Sgt Leslie Bertie Neaves (1924 – 1945)

Leslie Bertie Neaves was born in Platt on 23 August 1924 and baptised in St Peter’s, Ightham on 26 October. He was the eldest of three children of Bertie Neaves, a local brick maker and his wife, Bertha (née Hodges.) The family lived near the brickworks at 2 Holly Mount, and on 30 September 1929, aged five, Leslie started at Platt School. He was a pupil there until 25 August 1933, when he transferred to Borough Green Council School and then to Technical School.

On the outbreak of war, Leslie’s father, a First World War veteran, re-enlisted in the Army and saw service with the Royal Observer Corps. After leaving school, Leslie joined the Royal Air Force and found himself assigned to 463 Squadron – a heavy bomber unit equipped with Avro Lancaster bombers, with whom he eventually rose to the rank of sergeant.

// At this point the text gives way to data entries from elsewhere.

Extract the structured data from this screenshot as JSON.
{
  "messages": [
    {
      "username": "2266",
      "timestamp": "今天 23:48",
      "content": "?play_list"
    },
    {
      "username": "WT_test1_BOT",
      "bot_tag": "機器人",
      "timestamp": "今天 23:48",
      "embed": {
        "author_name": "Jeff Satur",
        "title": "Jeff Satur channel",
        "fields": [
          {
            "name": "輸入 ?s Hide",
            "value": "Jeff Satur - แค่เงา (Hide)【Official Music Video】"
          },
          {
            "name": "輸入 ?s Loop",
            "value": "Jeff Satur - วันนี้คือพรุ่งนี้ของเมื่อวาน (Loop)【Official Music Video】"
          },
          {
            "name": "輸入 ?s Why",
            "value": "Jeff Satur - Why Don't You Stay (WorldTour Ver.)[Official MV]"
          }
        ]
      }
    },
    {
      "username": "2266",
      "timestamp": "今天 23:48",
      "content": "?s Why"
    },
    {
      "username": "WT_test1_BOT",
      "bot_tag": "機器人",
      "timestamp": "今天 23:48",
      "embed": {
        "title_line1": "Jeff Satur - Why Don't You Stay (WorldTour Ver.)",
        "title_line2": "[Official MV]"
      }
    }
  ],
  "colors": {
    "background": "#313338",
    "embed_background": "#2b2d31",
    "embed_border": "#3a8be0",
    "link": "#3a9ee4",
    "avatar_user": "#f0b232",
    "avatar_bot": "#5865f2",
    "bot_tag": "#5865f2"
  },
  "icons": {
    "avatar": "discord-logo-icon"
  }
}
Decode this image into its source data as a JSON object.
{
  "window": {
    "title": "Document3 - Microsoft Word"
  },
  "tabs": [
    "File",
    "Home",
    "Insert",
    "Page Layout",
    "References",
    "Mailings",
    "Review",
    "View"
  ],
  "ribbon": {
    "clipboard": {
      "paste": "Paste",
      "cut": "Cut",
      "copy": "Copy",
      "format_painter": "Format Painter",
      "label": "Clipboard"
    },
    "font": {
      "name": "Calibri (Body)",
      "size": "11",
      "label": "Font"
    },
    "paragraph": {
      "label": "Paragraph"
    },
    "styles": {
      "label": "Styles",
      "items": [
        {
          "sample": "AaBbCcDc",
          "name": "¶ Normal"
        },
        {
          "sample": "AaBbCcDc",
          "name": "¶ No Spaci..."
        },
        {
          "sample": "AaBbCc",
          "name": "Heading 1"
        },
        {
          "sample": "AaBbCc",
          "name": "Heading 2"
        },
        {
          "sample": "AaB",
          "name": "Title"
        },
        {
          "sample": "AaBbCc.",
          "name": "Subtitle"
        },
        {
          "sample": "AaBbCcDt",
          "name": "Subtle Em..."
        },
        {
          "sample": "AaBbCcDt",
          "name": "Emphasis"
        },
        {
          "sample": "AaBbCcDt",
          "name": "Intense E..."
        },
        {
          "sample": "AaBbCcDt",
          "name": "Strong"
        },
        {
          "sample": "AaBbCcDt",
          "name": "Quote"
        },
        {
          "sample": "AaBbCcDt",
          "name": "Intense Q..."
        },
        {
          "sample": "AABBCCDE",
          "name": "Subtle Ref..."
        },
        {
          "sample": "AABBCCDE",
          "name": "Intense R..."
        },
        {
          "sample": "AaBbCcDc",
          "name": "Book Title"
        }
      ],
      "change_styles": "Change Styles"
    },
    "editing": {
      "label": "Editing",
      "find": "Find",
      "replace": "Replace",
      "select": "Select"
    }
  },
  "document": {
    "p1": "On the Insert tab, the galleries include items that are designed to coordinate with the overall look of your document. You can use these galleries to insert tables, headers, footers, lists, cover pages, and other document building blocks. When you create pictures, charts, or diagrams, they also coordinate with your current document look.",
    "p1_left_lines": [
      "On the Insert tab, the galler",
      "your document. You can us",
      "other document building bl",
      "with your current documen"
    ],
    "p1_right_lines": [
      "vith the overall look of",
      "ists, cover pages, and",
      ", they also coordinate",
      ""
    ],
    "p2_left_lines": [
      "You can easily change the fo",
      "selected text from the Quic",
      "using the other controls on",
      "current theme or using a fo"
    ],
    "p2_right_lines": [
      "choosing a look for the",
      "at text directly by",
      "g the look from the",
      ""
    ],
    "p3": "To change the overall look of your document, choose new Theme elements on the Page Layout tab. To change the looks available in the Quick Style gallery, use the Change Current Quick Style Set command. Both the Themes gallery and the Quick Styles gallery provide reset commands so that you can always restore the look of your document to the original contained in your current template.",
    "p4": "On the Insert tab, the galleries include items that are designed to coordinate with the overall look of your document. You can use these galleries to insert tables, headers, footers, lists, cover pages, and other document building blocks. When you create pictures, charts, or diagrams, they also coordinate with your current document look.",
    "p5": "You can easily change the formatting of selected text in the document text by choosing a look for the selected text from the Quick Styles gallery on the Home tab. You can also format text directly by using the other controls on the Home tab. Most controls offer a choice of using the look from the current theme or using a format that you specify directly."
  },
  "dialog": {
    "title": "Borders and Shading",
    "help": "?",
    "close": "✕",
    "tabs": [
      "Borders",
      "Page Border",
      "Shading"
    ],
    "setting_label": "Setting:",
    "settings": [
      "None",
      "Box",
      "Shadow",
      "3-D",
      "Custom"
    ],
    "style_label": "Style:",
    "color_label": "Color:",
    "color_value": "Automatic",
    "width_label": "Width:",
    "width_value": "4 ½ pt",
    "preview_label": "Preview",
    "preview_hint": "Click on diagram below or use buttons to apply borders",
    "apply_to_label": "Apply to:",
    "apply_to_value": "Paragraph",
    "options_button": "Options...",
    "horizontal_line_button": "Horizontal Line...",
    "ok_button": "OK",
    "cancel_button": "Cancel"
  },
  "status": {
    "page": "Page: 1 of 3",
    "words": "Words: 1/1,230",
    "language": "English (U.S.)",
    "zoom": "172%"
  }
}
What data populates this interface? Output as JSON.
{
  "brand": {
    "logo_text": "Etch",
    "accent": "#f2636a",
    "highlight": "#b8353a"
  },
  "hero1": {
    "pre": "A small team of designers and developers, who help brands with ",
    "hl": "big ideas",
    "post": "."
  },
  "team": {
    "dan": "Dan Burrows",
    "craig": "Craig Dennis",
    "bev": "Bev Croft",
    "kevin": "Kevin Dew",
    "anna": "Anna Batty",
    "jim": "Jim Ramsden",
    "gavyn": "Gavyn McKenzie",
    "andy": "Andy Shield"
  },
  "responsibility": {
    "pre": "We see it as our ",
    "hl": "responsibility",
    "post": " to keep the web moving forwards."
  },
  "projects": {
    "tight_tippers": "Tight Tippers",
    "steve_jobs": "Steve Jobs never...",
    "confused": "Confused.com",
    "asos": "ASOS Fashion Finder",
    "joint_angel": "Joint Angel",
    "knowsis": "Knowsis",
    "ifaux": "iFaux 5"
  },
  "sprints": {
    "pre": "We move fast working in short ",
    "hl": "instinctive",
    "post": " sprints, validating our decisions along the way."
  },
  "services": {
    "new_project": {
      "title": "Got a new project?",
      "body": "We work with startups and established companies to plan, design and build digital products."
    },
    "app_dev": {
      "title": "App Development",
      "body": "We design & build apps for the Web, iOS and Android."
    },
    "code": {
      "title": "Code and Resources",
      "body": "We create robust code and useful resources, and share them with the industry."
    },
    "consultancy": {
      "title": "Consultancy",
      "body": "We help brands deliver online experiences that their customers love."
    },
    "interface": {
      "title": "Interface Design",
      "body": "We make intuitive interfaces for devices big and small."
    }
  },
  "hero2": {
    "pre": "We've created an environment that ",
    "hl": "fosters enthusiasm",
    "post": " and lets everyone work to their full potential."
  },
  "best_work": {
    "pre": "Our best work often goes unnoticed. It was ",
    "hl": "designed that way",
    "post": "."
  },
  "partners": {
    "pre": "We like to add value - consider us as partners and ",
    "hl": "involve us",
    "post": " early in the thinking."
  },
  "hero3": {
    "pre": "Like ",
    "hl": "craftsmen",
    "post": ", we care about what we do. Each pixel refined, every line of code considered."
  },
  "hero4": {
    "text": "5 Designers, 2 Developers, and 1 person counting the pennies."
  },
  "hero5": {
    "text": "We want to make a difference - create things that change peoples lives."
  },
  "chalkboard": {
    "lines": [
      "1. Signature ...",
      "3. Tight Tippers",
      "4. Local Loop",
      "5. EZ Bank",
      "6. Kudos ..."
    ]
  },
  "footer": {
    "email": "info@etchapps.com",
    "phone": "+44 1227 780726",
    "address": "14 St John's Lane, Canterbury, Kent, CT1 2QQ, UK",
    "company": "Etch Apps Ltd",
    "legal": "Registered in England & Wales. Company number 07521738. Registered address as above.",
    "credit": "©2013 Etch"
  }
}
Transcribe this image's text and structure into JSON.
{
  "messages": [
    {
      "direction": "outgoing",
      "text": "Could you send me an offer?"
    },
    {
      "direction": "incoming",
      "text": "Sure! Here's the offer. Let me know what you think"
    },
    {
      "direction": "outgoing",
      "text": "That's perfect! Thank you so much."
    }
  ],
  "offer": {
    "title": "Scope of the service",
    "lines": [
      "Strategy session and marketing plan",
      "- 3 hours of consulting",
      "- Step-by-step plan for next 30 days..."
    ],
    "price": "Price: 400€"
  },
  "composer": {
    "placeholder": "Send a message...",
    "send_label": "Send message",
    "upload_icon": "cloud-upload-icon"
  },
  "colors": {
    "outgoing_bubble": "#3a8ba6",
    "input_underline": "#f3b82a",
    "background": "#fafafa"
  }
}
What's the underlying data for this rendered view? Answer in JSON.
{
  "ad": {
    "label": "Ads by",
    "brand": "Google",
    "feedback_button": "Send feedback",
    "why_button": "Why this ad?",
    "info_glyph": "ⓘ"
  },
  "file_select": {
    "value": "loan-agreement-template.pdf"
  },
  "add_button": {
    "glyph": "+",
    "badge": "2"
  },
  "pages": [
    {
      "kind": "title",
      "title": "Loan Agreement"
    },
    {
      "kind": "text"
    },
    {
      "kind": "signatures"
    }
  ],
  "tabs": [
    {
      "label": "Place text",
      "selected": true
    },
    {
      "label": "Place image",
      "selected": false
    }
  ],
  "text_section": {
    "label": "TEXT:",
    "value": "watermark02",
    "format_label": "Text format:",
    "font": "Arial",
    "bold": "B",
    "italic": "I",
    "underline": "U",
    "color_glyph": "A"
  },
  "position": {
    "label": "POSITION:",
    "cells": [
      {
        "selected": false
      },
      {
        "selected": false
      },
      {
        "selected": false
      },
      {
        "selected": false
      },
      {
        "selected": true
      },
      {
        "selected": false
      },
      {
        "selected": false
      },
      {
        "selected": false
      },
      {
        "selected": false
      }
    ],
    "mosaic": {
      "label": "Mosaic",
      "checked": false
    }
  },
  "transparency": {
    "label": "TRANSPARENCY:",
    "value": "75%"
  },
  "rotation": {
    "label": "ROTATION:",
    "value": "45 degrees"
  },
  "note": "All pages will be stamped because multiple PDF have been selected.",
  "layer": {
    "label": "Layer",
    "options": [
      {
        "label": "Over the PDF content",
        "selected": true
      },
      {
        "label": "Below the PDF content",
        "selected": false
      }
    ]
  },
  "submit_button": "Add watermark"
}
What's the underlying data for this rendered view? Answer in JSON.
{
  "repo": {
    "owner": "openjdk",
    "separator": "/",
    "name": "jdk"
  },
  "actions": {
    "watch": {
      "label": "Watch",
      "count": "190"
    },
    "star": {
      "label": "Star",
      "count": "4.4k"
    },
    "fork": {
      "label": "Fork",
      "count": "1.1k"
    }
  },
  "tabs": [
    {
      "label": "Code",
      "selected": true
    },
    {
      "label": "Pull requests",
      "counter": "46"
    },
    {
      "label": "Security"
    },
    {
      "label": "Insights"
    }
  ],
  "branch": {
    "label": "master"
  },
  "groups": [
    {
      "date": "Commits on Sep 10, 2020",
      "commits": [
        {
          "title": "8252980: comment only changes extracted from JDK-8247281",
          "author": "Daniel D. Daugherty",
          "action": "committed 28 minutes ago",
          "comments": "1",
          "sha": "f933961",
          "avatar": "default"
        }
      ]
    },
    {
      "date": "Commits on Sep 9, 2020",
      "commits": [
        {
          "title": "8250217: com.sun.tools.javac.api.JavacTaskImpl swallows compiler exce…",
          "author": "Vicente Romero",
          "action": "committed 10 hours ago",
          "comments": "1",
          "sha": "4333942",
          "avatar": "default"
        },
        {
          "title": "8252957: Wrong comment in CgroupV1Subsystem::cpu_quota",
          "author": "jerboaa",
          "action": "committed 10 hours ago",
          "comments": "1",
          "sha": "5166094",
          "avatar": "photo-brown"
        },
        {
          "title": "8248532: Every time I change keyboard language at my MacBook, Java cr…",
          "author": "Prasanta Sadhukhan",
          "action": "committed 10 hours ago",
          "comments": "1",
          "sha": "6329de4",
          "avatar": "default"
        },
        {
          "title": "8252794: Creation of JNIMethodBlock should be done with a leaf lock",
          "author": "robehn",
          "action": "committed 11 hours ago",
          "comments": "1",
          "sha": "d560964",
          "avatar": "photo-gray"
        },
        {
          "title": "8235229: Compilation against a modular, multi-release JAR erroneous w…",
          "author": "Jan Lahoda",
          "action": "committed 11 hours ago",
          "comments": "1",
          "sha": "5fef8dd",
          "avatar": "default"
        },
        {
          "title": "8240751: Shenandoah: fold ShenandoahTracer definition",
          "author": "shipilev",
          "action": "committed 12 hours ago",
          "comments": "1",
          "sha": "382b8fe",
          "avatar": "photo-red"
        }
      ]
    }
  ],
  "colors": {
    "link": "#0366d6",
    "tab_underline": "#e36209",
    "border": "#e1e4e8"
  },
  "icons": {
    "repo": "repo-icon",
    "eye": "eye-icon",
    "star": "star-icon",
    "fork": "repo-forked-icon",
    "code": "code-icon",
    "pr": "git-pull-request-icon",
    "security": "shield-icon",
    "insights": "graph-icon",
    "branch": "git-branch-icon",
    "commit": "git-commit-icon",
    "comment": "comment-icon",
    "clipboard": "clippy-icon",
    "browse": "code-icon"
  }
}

In early 1945, the squadron flew operations against targets in Germany and provided support to advancing ground troops. Leslie was a bomb aimer, and on 20 March 1945, his plane took off at 23:49 hours from RAF Waddington to carry out a raid on a German petrochemical refinery.
During the night, it was shot down, with the loss of all seven crew who were eventually buried in the Berlin 1939-45 War Cemetery.

Although Leslie lived his entire life in Platt, his name was not included on the local war memorial in 1946 but was posthumously added to a new plaque commissioned in 2016 and can also be seen in the Book of Remembrance in the RAF Chapel in Lincoln Cathedral.